Here Mochetti’s work is unexpectedly consonant with that of Pino Pascali. Pascali’s is the artisanal imagination, Mochetti’s the scientific; both recognize art as a means of revealing the truth through shock, irony, alienation, the visual pun. What is especially similar is the attempt to restore art’s value as experience. If Modern (and post-Modern) consciousness has overwhelmed the individual experience, art must denounce its loss and must attempt its restoration.

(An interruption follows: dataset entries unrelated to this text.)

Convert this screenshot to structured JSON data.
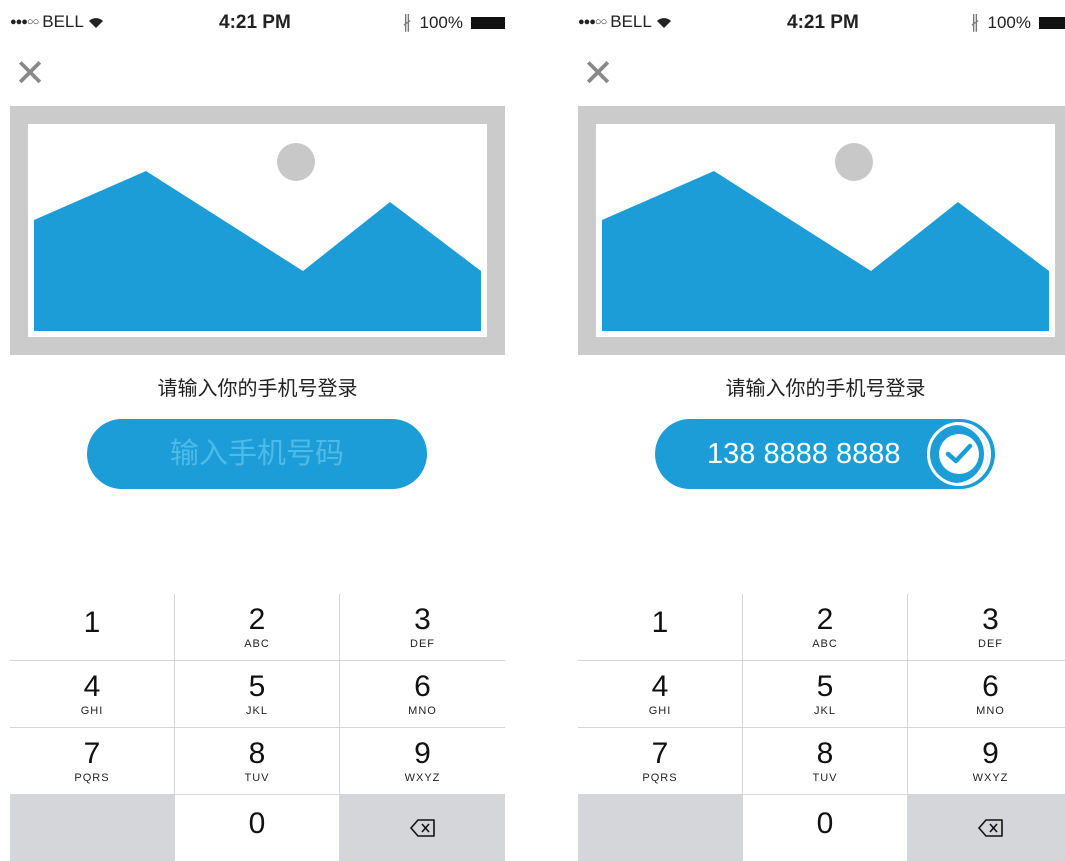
{
  "status_bar": {
    "signal_dots": "●●●○○",
    "carrier": "BELL",
    "wifi_icon": "wifi-icon",
    "time": "4:21 PM",
    "bluetooth_icon": "bluetooth-icon",
    "battery": "100%"
  },
  "colors": {
    "accent": "#1d9dd8",
    "placeholder_bg": "#cbcbcb",
    "sun": "#c8c8c8",
    "keypad_gray": "#d4d6da"
  },
  "close_glyph": "✕",
  "prompt": "请输入你的手机号登录",
  "screens": {
    "left": {
      "input_placeholder": "输入手机号码"
    },
    "right": {
      "input_value": "138 8888 8888"
    }
  },
  "keypad": [
    {
      "num": "1",
      "letters": ""
    },
    {
      "num": "2",
      "letters": "ABC"
    },
    {
      "num": "3",
      "letters": "DEF"
    },
    {
      "num": "4",
      "letters": "GHI"
    },
    {
      "num": "5",
      "letters": "JKL"
    },
    {
      "num": "6",
      "letters": "MNO"
    },
    {
      "num": "7",
      "letters": "PQRS"
    },
    {
      "num": "8",
      "letters": "TUV"
    },
    {
      "num": "9",
      "letters": "WXYZ"
    },
    {
      "num": "",
      "letters": ""
    },
    {
      "num": "0",
      "letters": ""
    },
    {
      "num": "⌫",
      "letters": ""
    }
  ]
}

Recognizing that explosive creativity is now the domain of industrial production, Pascali responded by modifying our sense of the machine-made object. Painstakingly remaking an artillery piece out of various found materials, for example, he alchemically transformed it from a commodity into a work of art. Thus he urged the viewer to recognize an artistic operation in this object. If Pascali moved metaphorically through reality, Mochetti moves metaphysically through art. He too knows that the ultimate significance of the artwork is given to it by the gaze and by the judgment of the viewer. But Mochetti doesn’t transport an object into the space of art; rather, he transports our categories of thought. Both Pascali’s cannon pieces and Mochetti’s Natter airplanes use a playful, ironic stance to present an instrument of war. But Pascali’s machines of death become fetishes of the death of art, while Mochetti, on the other hand, dematerializes the Natter, makes it less a physical presence than a resonant signal of time and space. Pascali’s cannons create a heavily physical space, and their detail and substantiality is connotatively packed; when Mochetti presses to wall or ceiling a “skin” of the Natter, an actual-size outline in camouflage-painted paper or aircraft plywood, he creates an immaterial, virtual space. It is as if one artist had stayed on this side of the cut in Fontana’s canvas and the other had passed through it to a different terrain. Both artists are profoundly aware, however, that the laceration provoked by Fontana is irremediable.
The long road that Mochetti has traveled thus far is paved with such awareness, augmented by a knowledge of the history and tradition that have gone before. But for Mochetti, to be aware of history is not so much to quote it as to follow its lessons, to connect it back to art as to a system of thought. Thus it is not enough to reflect on the death of art, to exhibit its aphasia. The true challenge is to try to restore its function. This is the only effort that can still allow an artist to declare, along with Fontana, “I have built, not destroyed, that’s the point.”
Alessandra Mammi is a writer who lives in Rome. She contributes regularly to Artforum.
Translated from the Italian by Marguerite Shore.
NOTES
1. Progetto nove was exhibited in Maurizio Mochetti’s “Dieci progetti” exhibition at La Salita gallery, Rome, in 1968.
2. From the Maniflesto blanco, written by Fontana in 1946 in Buenos Aires and signed by a group of his students.
3. Mochetti, in conversations with the author, spring 1989.
4. Mochetti, in the catalogue for his show at the Studio Marconi, Milan, in 1987.